I am using the string.replaceFirst() method in order to replace the first instance of <text> with another string. I used the indexOf method to search for both brackets, and then the replaceFirst method. It works perfectly if text is replaced with any string with an alphanumeric character at the end, but fails to replace when I do something like <some string$>. For reference, the method is

public static String substituteWord(String original, String word) {
        int index1 = original.indexOf("<");
        int index2 = original.indexOf(">");
        storyLine = original.replaceFirst(original.substring(index1,index2+1), word);
        return original;
}

The code doesn't look broken, but why does using a dollar sign make this method fail?

PyCoder
  • 11
  • 3
  • The first argument to `replaceFirst` is meant to be a regular expression. If you just use unquoted raw user input, then that's bound to lead to problems since regex syntax will be interpreted, when you don't expect it. Either use `replace` instead of `replaceFirst` (if its behaviour is acceptable) or `Pattern.quote` on the first argument of `replaceFirst`. – Joachim Sauer Feb 09 '21 at 22:51
  • 1
    You probably want to `return storyLine;` – Robert Feb 09 '21 at 22:55
  • You might be interested in these examples: https://www.javamex.com/tutorials/regular_expressions/search_replace.shtml – Neil Coffey Feb 09 '21 at 23:00

1 Answers1

2

Strictly speaking, the first argument to replaceFirst() and replaceAll() is a regular expression, and a dollar sign in the replacement string has a special meaning of 'group x that was matched against (captured by) the regular expression'.

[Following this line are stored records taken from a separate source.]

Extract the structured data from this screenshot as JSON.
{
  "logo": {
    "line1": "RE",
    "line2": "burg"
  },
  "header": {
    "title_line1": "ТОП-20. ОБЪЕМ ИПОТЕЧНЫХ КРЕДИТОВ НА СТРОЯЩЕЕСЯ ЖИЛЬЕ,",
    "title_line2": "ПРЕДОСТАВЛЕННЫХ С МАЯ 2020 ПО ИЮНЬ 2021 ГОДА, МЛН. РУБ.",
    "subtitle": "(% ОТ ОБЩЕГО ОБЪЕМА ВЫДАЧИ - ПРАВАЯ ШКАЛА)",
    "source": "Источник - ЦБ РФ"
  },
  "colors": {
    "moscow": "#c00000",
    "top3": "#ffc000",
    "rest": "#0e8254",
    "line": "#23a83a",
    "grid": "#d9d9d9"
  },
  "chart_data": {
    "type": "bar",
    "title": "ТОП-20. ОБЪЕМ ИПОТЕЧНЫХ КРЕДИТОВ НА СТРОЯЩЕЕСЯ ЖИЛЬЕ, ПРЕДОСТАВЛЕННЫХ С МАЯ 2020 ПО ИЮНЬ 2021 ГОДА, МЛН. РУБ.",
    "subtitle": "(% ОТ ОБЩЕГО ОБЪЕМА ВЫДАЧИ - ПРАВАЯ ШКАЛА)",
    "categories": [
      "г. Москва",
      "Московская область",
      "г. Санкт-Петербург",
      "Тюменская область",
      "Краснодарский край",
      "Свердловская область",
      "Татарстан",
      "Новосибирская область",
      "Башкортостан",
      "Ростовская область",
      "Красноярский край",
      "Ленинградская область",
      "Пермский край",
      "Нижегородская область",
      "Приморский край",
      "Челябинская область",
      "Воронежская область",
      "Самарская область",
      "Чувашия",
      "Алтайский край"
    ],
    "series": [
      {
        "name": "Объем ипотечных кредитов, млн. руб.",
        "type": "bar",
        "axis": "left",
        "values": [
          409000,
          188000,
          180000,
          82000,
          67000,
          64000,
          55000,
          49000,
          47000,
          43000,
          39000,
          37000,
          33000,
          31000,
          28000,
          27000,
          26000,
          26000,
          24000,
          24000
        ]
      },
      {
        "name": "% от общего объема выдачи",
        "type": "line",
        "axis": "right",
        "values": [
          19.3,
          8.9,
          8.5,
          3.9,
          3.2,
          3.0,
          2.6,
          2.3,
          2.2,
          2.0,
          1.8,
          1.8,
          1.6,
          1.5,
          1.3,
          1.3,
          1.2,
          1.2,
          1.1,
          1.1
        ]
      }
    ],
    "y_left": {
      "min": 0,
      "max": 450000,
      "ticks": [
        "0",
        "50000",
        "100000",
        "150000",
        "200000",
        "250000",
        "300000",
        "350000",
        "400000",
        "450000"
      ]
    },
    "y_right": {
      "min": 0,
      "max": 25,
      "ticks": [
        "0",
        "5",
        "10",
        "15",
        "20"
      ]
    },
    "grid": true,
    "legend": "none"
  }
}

So the solution is to wrap the first argument in Pattern.quote() and the second argument in Matcher.quoteReplacement() to avoid this special behaviour:

String strToReplace = original.substring(index1,index2+1);
storyLine = original.replaceFirst(Pattern.quote(strToReplace), Matcher.quoteReplacement(word));

As an example of when you would want the special behaviour with the dollar sign, consider this example:

str = str.replaceAll("<b>([^<]*)</b>", "<i>$1</i>");

This would take a piece of bold text from some HTML and replace it with 'whatever was inside the bold tags, but in italics instead'. The parentheses () in the regular expression mean 'capture this substring' as group 1, and then the $1 means 'replace with whatever was captured as group 1'.

Neil Coffey
  • 21,615
  • 7
  • 62
  • 83